TÜRK SAĞI, DEĞERLERİNİ KORUMADA BAŞARISIZ OLDU
Türk sağının sorunlarına geçmeden önce isterseniz Türkiye’de sağ ve sağcılık kavramlarını ele alalım. Türkiye’de oldukça dağınık bir halde bulunan, ortak noktaları cami cemaati olmak ve herhangi bir metodolojik çizgiye sahip olmayan politik bir grupla ilgili tanım yapmanın güçlüğü ortada olmasına rağmen yine de böyle bir çabaya girişmenizi istesek nasıl olur?
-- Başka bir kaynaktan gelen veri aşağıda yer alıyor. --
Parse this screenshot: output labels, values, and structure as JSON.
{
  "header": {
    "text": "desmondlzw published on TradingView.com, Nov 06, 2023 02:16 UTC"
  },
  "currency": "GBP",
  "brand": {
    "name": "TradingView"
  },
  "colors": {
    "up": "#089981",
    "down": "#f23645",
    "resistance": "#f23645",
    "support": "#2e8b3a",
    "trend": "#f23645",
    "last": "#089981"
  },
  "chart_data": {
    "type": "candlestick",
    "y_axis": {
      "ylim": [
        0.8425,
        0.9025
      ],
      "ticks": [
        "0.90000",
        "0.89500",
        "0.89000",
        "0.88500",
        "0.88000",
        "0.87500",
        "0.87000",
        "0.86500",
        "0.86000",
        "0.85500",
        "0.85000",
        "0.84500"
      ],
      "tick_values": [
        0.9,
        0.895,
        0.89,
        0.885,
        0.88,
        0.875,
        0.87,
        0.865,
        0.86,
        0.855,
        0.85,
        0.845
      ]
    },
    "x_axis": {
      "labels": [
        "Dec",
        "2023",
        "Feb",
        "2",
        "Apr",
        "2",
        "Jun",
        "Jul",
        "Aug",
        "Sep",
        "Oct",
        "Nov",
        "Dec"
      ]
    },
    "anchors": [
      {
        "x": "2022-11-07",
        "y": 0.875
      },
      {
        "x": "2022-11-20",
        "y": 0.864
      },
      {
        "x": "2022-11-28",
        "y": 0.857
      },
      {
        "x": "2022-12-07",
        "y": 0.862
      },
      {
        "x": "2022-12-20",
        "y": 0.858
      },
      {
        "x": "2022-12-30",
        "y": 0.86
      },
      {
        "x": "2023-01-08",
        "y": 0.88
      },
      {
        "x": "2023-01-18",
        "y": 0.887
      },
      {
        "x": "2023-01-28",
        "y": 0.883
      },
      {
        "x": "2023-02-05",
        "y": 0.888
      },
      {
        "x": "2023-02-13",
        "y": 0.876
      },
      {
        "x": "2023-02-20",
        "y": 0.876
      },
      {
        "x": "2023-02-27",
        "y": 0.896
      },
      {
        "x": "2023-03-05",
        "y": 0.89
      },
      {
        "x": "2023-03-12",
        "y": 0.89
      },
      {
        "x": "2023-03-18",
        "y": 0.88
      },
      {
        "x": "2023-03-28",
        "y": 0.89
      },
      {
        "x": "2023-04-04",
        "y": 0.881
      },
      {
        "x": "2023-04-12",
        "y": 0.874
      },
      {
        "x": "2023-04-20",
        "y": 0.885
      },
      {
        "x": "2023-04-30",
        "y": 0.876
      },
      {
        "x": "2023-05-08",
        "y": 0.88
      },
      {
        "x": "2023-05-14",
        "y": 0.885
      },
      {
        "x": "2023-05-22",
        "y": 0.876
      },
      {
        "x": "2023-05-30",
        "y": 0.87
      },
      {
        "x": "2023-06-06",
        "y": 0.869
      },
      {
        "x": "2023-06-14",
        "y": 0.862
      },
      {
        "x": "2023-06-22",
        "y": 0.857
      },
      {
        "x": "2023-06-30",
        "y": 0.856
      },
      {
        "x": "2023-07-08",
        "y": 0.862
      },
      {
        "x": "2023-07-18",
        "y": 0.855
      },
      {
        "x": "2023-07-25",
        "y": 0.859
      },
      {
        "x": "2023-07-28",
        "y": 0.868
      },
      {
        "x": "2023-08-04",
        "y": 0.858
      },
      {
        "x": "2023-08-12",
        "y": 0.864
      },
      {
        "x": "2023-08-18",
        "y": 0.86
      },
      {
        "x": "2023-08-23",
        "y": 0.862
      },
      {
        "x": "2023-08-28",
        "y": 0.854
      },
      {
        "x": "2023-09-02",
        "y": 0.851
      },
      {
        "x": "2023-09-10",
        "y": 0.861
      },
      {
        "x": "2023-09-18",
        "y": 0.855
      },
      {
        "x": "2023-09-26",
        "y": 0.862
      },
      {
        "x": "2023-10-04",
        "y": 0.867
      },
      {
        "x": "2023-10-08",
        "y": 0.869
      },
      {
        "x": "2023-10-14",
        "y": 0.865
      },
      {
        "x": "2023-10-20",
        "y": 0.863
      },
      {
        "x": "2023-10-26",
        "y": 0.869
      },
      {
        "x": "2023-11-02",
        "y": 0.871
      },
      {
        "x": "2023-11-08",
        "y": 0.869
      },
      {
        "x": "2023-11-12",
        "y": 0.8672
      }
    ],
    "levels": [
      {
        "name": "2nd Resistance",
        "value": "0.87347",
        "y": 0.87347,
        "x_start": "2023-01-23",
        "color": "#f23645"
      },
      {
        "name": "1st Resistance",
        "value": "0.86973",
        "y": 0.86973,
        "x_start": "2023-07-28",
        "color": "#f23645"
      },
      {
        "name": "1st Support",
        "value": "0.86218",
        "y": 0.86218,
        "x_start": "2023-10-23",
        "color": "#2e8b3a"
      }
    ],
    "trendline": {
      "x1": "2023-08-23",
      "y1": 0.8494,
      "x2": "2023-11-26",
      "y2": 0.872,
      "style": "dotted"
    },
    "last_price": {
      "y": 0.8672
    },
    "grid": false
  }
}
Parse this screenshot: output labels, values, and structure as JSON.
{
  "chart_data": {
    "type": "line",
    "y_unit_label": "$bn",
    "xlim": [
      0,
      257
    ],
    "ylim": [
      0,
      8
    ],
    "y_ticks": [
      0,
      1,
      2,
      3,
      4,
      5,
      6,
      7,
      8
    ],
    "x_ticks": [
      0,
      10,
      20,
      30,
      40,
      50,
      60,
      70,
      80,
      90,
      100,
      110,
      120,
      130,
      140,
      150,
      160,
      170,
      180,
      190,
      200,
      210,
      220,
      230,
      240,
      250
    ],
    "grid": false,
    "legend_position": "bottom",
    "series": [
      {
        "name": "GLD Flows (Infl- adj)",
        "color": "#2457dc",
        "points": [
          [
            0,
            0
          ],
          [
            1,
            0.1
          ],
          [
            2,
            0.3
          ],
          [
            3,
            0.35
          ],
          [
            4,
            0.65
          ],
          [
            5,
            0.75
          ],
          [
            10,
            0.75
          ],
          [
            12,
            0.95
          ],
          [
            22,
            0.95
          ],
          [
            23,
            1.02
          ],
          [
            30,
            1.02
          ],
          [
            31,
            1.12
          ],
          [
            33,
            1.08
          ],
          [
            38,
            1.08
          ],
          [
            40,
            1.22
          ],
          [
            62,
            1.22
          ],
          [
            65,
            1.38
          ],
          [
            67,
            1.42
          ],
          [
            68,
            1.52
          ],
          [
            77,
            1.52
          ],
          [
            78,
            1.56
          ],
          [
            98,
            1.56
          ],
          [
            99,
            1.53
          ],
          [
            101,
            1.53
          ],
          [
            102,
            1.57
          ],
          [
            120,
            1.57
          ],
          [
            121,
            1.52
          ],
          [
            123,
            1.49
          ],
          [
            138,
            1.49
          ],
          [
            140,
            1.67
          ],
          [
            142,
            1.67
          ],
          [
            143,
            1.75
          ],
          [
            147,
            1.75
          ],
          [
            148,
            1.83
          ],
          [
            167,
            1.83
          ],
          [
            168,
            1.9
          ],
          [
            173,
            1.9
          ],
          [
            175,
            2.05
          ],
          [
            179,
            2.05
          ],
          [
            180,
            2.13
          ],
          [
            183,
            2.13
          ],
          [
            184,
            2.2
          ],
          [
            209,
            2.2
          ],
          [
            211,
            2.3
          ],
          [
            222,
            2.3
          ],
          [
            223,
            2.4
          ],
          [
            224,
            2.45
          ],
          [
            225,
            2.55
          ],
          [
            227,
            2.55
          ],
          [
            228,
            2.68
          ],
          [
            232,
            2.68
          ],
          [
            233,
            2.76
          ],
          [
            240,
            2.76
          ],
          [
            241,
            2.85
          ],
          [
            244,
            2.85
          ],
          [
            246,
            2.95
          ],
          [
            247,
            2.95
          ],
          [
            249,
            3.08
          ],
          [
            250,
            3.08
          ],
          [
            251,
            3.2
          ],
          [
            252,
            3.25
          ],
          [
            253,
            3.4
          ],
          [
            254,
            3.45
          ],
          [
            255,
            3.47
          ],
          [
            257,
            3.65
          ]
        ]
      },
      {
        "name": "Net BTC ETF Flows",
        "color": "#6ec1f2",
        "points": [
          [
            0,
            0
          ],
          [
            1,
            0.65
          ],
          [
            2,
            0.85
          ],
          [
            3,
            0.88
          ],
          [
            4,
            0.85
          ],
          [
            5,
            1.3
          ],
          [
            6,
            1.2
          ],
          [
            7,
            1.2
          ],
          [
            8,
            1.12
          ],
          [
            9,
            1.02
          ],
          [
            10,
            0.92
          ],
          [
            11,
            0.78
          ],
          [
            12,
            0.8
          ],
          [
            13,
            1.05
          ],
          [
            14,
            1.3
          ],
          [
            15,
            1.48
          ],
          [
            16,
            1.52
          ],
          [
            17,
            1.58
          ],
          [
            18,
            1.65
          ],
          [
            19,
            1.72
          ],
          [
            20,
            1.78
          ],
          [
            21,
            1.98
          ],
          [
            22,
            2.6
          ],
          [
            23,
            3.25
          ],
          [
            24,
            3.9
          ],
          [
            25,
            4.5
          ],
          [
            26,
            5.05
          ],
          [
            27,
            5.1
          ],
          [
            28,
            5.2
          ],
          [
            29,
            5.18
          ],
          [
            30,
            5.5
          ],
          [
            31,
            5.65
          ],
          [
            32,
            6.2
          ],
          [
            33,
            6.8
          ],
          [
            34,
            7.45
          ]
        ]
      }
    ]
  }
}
Türk sağını uluslararası literatüre göre tanımlamaya kalkarsak oldukça yanılırız. İlk gözümüze çarpan çelişki, muhafazakârlık, değerleri ve geleneği koruma konusundaki Türk sağının uygulamalarındaki başarısızlıklarıdır. Ayrıca bugün de yoksul ve mülkü olmayan sınıflar, solu değil, ideoloji veya popülizm kılıfında da olsa sağı desteklemektedir. Türk solunun da aynı hususta genel akademik literatüre tam oturabildiğini söyleyemeyiz. Türk sağı ve solunun bugünlere uzanan tecessüm etmiş hallerini 1970’li yılların 1980 darbesiyle sonuçlanan düşük yoğunluklu, üstü örtülü, gençlerin kullanılan aktör olduğu, tarafların sağ-sol diye tanımlandığı iç çatışma dönemine dayandırabiliriz. Bu yıllarda, her ne kadar İslamcılar, milliyetçiler veya muhafazakâr demokratlar ayrıyız diyorlarsa da o dönemlerde “Milliyetçi Cephe” içerisinde, sol dedikleri veya kendilerini ilerici kabul eden laik, Kemalist ve devrimci ittifaka karşı ortak bir politik tavır almışlardı.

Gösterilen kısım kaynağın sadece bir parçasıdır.